Inammissibilità del ricorso: quando la Cassazione non entra nel merito
Con una recente ordinanza, la Corte di Cassazione ha affrontato un caso di truffa, cogliendo l’occasione per ribadire i confini invalicabili del proprio giudizio. La decisione si concentra sull’inammissibilità del ricorso, un concetto chiave che definisce quando e perché la Suprema Corte può o non può riesaminare una causa. Questo provvedimento offre spunti fondamentali per comprendere la differenza tra il giudizio di merito, che valuta i fatti, e quello di legittimità, che si occupa della corretta applicazione della legge.
Il caso: un ricorso contro una condanna per truffa
I fatti riguardano un soggetto condannato in secondo grado dalla Corte d’Appello di Trieste per il reato di truffa. Non accettando la sentenza, l’imputato ha presentato ricorso in Cassazione, basandolo su due motivi principali: una presunta errata qualificazione giuridica dei fatti e una contestazione sulla determinazione della pena inflitta.
L’appellante, in sostanza, chiedeva alla Suprema Corte di riconsiderare le prove e la ricostruzione degli eventi, proponendo una lettura alternativa che lo scagionasse o che, quantomeno, portasse a una qualificazione giuridica meno grave del reato. Inoltre, criticava il modo in cui i giudici d’appello avevano quantificato la sanzione penale.
L’inammissibilità del ricorso per motivi di fatto
Il primo motivo di ricorso è stato respinto in modo netto. La Corte ha sottolineato un principio cardine del nostro sistema processuale: la Cassazione non è un “terzo grado di giudizio” nel quale si possano rivalutare le prove e i fatti. Questo compito spetta esclusivamente al giudice di merito, ovvero al Tribunale e alla Corte d’Appello.
La ricostruzione dei fatti è riservata al Giudice di Merito
I giudici di legittimità hanno chiarito che tentare di proporre una “ricostruzione alternativa” degli eventi, basata su criteri di valutazione diversi da quelli adottati nella sentenza impugnata, esula completamente dai poteri della Corte. Nel caso specifico, la Corte d’Appello aveva fornito una motivazione logica e giuridicamente corretta per spiegare perché le azioni dell’imputato costituissero gli “artifici e raggiri” tipici del reato di truffa.
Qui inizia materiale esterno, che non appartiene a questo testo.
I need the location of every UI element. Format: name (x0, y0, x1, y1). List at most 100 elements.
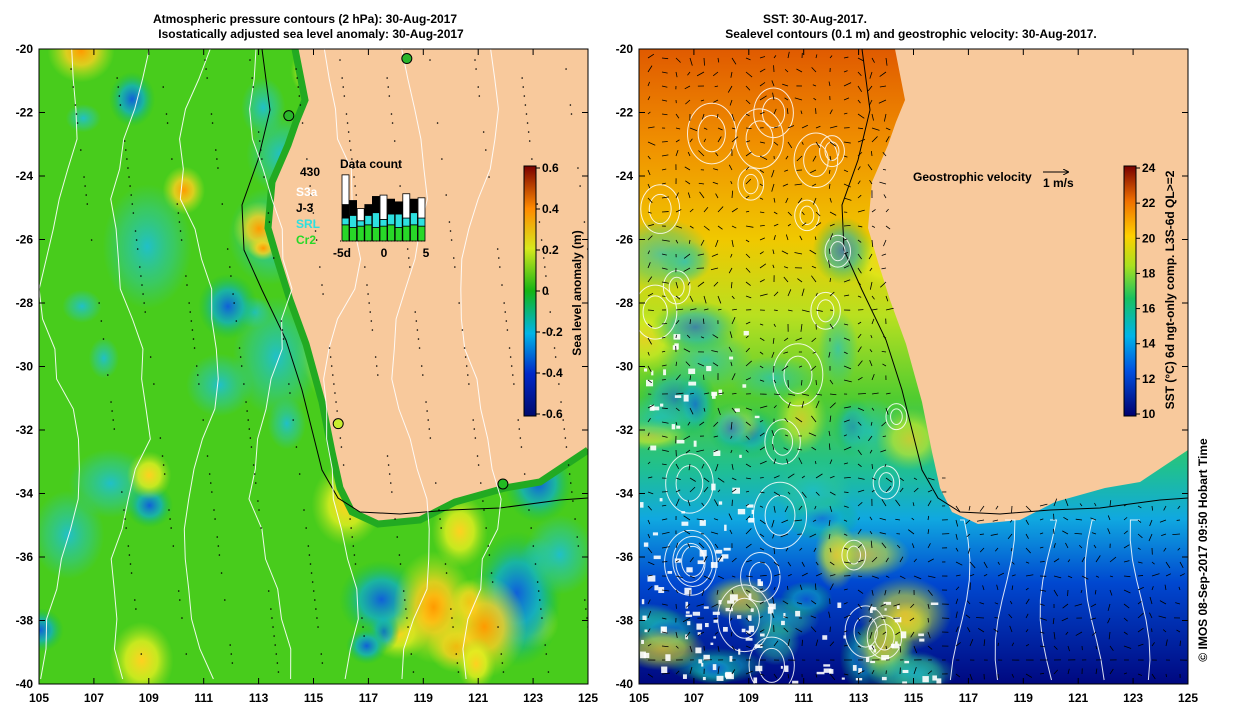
velocity-arrow (675, 209, 682, 213)
cloud-patch (713, 450, 721, 456)
cloud-patch (658, 587, 665, 594)
velocity-arrow (687, 421, 691, 426)
velocity-arrow (683, 267, 691, 272)
track-dot (198, 383, 200, 385)
velocity-arrow (700, 336, 705, 339)
track-dot (487, 545, 490, 547)
cloud-patch (711, 392, 716, 399)
velocity-arrow (675, 489, 681, 493)
track-dot (554, 356, 557, 358)
velocity-arrow (745, 603, 751, 609)
track-dot (267, 590, 270, 592)
velocity-arrow (689, 138, 693, 143)
track-dot (544, 266, 546, 268)
velocity-arrow (857, 225, 863, 228)
velocity-arrow (908, 529, 915, 535)
velocity-arrow (716, 589, 719, 595)
track-dot (425, 401, 427, 403)
velocity-arrow (843, 197, 852, 201)
velocity-arrow (814, 236, 817, 241)
velocity-arrow (829, 141, 837, 147)
velocity-arrow (759, 237, 765, 241)
cloud-patch (737, 615, 742, 619)
velocity-arrow (857, 57, 865, 62)
sealevel-contour (819, 135, 845, 168)
velocity-arrow (955, 561, 963, 566)
velocity-arrow (701, 589, 705, 596)
velocity-arrow (955, 642, 961, 647)
cloud-patch (642, 615, 647, 621)
cloud-patch (643, 542, 649, 547)
velocity-arrow (717, 57, 720, 63)
track-dot (477, 464, 480, 466)
velocity-arrow (647, 81, 650, 87)
cloud-patch (661, 626, 666, 631)
velocity-arrow (898, 589, 901, 594)
track-dot (510, 365, 513, 367)
track-dot (296, 77, 298, 79)
velocity-arrow (843, 224, 851, 227)
velocity-arrow (955, 611, 958, 619)
velocity-arrow (1025, 533, 1029, 539)
track-dot (134, 599, 136, 601)
track-dot (591, 284, 593, 286)
velocity-arrow (759, 460, 767, 465)
velocity-arrow (828, 611, 831, 619)
cloud-patch (823, 668, 832, 673)
sealevel-contour (665, 453, 714, 514)
track-dot (523, 473, 526, 475)
track-dot (179, 230, 182, 232)
track-dot (456, 662, 459, 664)
velocity-arrow (843, 97, 850, 101)
right-y-tick-label: -22 (616, 106, 634, 120)
velocity-arrow (843, 70, 848, 73)
velocity-arrow (759, 561, 765, 564)
velocity-arrow (800, 323, 803, 332)
velocity-arrow (801, 309, 810, 313)
sst-eddy (728, 355, 817, 400)
velocity-arrow (728, 346, 733, 353)
track-dot (299, 104, 302, 106)
velocity-arrow (829, 109, 833, 115)
velocity-arrow (857, 617, 861, 621)
data-count-bar-j3 (371, 196, 380, 214)
velocity-arrow (1109, 668, 1114, 675)
velocity-arrow (815, 393, 823, 396)
cloud-patch (651, 406, 660, 411)
cloud-patch (712, 664, 717, 671)
data-count-bar-cr2 (356, 225, 365, 242)
velocity-arrow (811, 337, 817, 343)
velocity-arrow (675, 542, 679, 549)
velocity-arrow (703, 407, 706, 412)
right-x-tick-label: 115 (904, 691, 924, 705)
velocity-arrow (882, 168, 887, 171)
velocity-arrow (857, 71, 862, 77)
track-dot (449, 230, 452, 232)
velocity-arrow (857, 528, 862, 535)
track-dot (185, 653, 188, 655)
left-coastal-band (264, 49, 588, 528)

La Cassazione non può sostituire questa valutazione con una propria, ma solo verificare che il ragionamento del giudice di merito non sia viziato da illogicità manifesta o da errori di diritto.
La discrezionalità nella determinazione della pena
Anche il secondo motivo di ricorso, relativo alla presunta violazione di legge nella determinazione della pena, è stato giudicato inammissibile. La Corte ha ricordato che la quantificazione della sanzione rientra nel potere discrezionale del giudice di merito, che la esercita seguendo i criteri indicati dagli articoli 132 e 133 del Codice Penale (gravità del reato, capacità a delinquere del colpevole, ecc.).
Questo potere discrezionale può essere sindacato in Cassazione solo in casi eccezionali: quando la decisione è frutto di puro arbitrio, si basa su un ragionamento palesemente illogico o è priva di una motivazione sufficiente. Poiché nel caso in esame la Corte d’Appello aveva adeguatamente motivato la sua scelta, non vi era spazio per un intervento della Suprema Corte.
Le motivazioni della Corte di Cassazione
La Corte ha dichiarato l’inammissibilità del ricorso perché le censure sollevate dall’imputato non riguardavano violazioni di legge, ma tentavano di ottenere una nuova valutazione del merito della vicenda. La Cassazione ha ribadito che il suo ruolo non è quello di riscrivere la storia processuale, ma di assicurare l’uniforme interpretazione e la corretta applicazione della legge. Le motivazioni della Corte d’Appello sono state ritenute esenti da vizi logici e giuridici, sia nella ricostruzione del fatto-reato (gli artifici e raggiri della truffa) sia nella commisurazione della pena, rendendo così il ricorso non meritevole di accoglimento.
Le conclusioni: la conferma della condanna
In conclusione, dichiarando inammissibile il ricorso, la Corte di Cassazione ha reso definitiva la sentenza di condanna della Corte d’Appello. Oltre a ciò, ha condannato il ricorrente al pagamento delle spese processuali e al versamento di una somma di tremila euro in favore della Cassa delle Ammende. Questa ordinanza rappresenta un chiaro monito: il ricorso in Cassazione deve basarsi su questioni di diritto precise e fondate, non su un generico dissenso rispetto alla valutazione dei fatti compiuta nei gradi di merito.
La Corte di Cassazione può riesaminare i fatti di un processo?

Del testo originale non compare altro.